As we connect to our historic ancestors, we do not connect only to the famous names from Abraham and onward, who worshiped God: We begin our history from Terah, the owner of the famous idol-shop, and affirm him as one of our ancestors.
The Haggada does not place Terah on a pedestal; it does not highlight him as the “ideal Jew.” But it recognizes him as one of the Jewish people’s ancestors, implicitly arguing that the non-believer is part of the chain of generations. The generations have moved from idolatry to worship of God, but we recognize that Terah is part of the chain, as is any non-believing Jew at the Seder.

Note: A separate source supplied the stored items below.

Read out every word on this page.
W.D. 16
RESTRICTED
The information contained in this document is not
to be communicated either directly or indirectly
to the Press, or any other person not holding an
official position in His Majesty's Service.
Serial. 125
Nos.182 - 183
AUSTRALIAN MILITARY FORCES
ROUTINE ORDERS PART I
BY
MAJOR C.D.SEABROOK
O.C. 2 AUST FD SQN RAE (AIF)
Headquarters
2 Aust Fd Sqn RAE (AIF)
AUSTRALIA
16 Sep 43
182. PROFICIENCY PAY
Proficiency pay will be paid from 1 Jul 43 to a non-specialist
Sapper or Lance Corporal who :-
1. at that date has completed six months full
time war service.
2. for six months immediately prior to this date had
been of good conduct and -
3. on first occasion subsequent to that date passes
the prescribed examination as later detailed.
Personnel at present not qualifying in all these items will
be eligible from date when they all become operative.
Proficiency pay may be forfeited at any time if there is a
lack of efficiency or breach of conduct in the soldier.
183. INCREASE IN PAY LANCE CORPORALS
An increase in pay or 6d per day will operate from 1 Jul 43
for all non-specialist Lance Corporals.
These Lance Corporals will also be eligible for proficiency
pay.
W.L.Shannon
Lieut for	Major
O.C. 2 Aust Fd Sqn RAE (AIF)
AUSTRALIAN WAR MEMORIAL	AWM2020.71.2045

The Haggada intentionally refrains from placing any single Jew on a pedestal. It deliberately omits the name of Moses, to emphasize a sense of equality: Passover is about all Jews, not about a single man, no matter how great he may have been.
And the Haggada continues by specifically mentioning Jews who do not pray as those whom God hears. It does this by reinterpreting the famous verse from Deuteronomy 26:7 – “We called out to the Lord the God of our ancestors, and God heard our voices and saw our oppression, work and pressure.” When did the Jews call out to God? In interpreting this event, the Haggada quotes Exodus 2:23 – “The king of Egypt died, and the Israelites sighed from the work, and they screamed, and their cries went up to God from the work.”
The verse from Exodus clearly does not say that the Jews prayed or called out to God. It only states that the Jews sighed and screamed. God heard their voices, without the Jews addressing him. But the Haggada nevertheless sees Exodus 2:23, which does not describe the Jews as praying, as substantiating the claim that “We called out to the Lord.” The Haggada here is making a subtle point: it was not really necessary for Jews to pray to God in order for Him to hear them. Or more accurately, perhaps, it is not necessary for Jews to pray to God in order for Him to hear us. God hears the voice of the Jew who does not pray to Him, who only sighs and expresses pain.
The Haggada walks a careful line in each of these passages. On the one hand, it includes in the Seder-community Jews who question God, Jews who question basic Jewish beliefs. And on the other, it affirms these beliefs. God exists, and God listens, and God saves. But to be included among those whom God cares about enough to save, it is not absolutely necessary to be a believer.
Shawn Zelig Aster is senior lecturer in Land of Israel Studies at Bar-Ilan University.